There is so much in the government’s official deficit figures that is phony it is hard to say what is real.
But we should add at least $89 billion to the official deficit figure. To see why, we need a bit of background.
The US government deficit is supposed to be running at around $1.2 trillion. But the government gets there by using accounting methods that would put private business executives in jail for fraud. The real deficit by different estimates should be multiples higher. This is already widely known.
It is also increasingly understood that the Fed is covering the deficit by creating new money out of thin air and using it to buy the government’s bonds. What is not generally understood is that the Fed then posts “income” from the newly purchased bonds, uses some of it to cover its own expenses, which are not subject to Congressional oversight, and then remits the rest to the Treasury. The Treasury in turn can use this phony income to reduce the deficit.
Consider what has happened here. The government sells a bond to itself by selling it to the Fed. The Fed then “charges” the government interest. The interest is actually paid by borrowing more from the Fed, but nevertheless is booked as real Treasury income and used to “reduce” the deficit.

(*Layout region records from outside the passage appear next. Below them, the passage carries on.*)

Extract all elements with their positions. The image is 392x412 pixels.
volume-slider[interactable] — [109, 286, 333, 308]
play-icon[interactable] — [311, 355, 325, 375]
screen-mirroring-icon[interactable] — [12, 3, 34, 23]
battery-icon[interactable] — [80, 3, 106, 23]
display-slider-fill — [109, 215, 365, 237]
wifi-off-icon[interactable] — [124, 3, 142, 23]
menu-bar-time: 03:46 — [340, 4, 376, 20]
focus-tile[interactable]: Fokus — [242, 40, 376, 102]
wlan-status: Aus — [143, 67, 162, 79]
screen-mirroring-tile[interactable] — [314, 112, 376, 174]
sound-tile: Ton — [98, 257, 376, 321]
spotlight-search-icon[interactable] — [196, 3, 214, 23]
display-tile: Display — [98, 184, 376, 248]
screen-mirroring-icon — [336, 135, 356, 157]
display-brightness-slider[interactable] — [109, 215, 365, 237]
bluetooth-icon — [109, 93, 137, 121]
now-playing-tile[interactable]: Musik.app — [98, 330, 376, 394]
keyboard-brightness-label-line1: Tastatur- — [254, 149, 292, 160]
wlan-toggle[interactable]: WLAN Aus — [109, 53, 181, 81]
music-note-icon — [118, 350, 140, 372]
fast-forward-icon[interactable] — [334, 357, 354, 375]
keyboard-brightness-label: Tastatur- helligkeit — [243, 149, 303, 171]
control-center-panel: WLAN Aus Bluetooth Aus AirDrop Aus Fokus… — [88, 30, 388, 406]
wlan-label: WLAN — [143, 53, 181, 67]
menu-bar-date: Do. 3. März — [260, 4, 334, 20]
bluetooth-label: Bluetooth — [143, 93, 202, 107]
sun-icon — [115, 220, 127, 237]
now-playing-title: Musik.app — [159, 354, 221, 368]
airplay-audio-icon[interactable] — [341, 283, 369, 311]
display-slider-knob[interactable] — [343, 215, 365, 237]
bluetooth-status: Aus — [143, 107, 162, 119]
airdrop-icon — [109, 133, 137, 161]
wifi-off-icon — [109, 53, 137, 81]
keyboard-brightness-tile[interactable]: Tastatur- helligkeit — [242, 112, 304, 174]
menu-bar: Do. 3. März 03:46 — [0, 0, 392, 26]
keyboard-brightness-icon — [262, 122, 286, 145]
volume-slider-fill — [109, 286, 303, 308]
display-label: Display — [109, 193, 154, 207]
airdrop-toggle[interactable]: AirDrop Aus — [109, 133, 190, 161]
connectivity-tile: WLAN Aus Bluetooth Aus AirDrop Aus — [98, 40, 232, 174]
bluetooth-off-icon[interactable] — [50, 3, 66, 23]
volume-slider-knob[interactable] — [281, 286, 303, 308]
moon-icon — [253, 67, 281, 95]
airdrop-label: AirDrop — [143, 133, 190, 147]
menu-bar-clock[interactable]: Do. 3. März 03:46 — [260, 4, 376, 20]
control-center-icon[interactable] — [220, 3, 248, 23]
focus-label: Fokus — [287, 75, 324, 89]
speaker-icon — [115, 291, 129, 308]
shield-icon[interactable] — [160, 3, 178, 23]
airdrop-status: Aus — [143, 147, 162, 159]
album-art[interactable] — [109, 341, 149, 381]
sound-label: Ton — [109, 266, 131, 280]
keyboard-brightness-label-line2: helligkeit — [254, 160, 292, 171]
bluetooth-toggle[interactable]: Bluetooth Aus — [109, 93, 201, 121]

A Bloomberg article mentions in passing that the Fed sent $88.9 billion of this phony income to the Treasury in 2012. That is another $89 billion that should really be added to the deficit.
To put this $89 billion in perspective, it is much larger than the $62 billion per year in expected tax revenue from the new taxes on the rich ( those making over $400,000 a year) that were enacted in January with the “fiscal cliff” legislation.